PLAINTIFF'S CONTENTIONS: Plaintiff alleged that defendant fraudulently induced Weiss to enter into agreements, breached its contracts, and misappropriated its intellectual property. Experian never intended to develop a commercial product with Weiss. Instead, Experian cultivated the partnership to gain access to Weiss's intellectual property and trade secrets. In fact, Experian could not have honored the Weiss-Experian agreements because it entered other agreements that gave intellectual property rights and revenue shares to third parties. When Weiss objected, Experian implemented a plan to force Weiss out of the partnership by, for example, unreasonably prolonging negotiations, creating revenue share terms that artificially capped Weiss's estimated share, and interfering with Weiss's access to the joint projects before the partnership concluded. While Experian was endeavoring to pretextually terminate its partnership with Weiss, Experian was simultaneously engaging with third parties to develop and commercialize products developed with Weiss, in violation of the Parties' agreements. Experian is still developing and commercializing products that are based on Weiss Intellectual Property.

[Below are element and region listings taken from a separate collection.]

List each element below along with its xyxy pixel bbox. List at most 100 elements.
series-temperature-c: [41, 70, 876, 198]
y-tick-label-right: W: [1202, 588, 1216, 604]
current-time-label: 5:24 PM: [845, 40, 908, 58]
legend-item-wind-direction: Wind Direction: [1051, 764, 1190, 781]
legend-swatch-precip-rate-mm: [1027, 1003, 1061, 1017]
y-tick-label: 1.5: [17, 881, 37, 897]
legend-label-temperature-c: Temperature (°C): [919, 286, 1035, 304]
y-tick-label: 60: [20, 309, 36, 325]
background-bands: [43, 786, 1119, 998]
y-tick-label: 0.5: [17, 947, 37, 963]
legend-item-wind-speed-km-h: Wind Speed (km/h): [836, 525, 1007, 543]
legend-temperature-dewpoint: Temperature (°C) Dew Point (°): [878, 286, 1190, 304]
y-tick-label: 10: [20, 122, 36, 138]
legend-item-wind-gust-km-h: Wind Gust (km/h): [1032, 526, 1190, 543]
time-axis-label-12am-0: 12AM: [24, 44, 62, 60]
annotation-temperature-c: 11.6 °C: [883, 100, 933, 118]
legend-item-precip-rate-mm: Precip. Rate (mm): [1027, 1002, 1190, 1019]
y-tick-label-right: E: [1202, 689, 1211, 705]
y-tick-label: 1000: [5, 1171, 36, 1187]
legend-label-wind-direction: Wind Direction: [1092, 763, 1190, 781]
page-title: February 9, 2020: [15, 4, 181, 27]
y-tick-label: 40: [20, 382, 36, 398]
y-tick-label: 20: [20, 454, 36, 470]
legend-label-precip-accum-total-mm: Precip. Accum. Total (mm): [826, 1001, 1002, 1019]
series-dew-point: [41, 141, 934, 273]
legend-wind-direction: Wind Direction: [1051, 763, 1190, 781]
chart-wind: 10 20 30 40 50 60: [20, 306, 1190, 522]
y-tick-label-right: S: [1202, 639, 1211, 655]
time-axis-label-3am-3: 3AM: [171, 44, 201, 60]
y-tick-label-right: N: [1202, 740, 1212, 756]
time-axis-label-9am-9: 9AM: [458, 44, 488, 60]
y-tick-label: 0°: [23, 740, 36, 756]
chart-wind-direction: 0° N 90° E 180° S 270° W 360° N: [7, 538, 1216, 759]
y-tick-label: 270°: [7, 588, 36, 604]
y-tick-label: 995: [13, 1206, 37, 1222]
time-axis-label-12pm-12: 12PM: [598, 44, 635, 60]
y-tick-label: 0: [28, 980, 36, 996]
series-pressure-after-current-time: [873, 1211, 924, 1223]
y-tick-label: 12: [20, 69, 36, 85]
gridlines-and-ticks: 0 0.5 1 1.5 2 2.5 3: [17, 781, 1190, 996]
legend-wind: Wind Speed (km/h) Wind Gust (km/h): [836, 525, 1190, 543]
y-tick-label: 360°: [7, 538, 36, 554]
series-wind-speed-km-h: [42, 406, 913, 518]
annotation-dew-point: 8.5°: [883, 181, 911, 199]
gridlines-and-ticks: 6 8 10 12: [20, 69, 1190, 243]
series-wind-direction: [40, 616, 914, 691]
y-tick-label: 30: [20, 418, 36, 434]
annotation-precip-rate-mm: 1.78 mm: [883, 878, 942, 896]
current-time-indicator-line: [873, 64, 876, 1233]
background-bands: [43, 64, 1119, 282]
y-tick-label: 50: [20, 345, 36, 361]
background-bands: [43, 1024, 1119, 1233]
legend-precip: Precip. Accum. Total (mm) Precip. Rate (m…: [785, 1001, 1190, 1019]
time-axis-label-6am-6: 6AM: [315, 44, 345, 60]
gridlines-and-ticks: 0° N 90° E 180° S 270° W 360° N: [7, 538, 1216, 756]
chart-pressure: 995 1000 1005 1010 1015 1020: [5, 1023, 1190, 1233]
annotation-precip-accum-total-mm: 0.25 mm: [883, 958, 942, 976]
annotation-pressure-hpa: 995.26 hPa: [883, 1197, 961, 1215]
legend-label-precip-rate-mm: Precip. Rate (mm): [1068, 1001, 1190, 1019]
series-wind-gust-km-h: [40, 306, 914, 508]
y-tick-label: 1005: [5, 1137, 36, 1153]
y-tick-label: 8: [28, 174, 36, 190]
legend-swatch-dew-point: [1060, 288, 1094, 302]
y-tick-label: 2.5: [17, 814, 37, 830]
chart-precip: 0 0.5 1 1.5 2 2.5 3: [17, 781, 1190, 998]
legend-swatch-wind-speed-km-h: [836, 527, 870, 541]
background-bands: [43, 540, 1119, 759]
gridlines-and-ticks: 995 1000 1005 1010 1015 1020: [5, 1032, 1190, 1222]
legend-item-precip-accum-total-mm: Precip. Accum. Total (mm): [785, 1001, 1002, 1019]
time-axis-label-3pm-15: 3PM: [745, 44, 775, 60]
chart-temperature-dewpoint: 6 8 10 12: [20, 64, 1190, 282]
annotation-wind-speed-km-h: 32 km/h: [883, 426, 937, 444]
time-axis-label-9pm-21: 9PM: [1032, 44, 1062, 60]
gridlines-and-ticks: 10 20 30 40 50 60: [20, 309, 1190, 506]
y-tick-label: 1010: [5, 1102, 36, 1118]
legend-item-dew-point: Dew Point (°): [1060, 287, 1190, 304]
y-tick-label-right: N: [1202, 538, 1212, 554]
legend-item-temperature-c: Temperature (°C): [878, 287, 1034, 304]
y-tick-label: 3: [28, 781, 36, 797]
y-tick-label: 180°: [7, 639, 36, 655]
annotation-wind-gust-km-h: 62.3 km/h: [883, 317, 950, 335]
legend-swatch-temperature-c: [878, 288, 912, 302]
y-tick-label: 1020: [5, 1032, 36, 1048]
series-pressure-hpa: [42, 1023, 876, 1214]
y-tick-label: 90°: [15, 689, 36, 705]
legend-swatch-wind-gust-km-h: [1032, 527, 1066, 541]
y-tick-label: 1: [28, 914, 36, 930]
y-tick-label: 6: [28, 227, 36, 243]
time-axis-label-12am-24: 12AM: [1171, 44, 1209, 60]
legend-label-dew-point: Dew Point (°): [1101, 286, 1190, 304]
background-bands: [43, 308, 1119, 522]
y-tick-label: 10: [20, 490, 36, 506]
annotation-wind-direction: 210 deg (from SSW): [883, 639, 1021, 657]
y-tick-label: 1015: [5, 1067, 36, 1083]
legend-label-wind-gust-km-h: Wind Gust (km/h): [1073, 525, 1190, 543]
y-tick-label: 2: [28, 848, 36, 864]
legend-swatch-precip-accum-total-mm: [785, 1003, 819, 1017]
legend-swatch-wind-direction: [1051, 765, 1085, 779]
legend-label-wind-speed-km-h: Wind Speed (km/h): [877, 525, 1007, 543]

DEFENDANT'S CONTENTIONS: Defendant denied all contentions. Defendant argued that plaintiff pursued its trade secrets claims in bad faith to retaliate against defendant for terminating the parties' relationship, evade the parties' agreed upon consequential damages waiver and attempt to recover millions of dollars in nonexistent lost profits. Defendant asserted that plaintiff failed to demonstrate its home valuation data constituted a trade secret because this data was merely the output of plaintiff's algorithms, rather than the algorithms themselves. Defendant maintained that even in the event plaintiff could prevail on its claims, its only theory of damages was for future lost profits; such damages were entirely speculative because they were based on potential future profits of new and untested products; and because there was no defined market for the CECL model, there was absolutely no basis to conclude that defendant would have any sales at all, much less the numbers predicted by plaintiff's expert.

Result

Summary Judgment in favor of Experian based on a preclusion of lost profits damages in the parties' Commercial Agreement.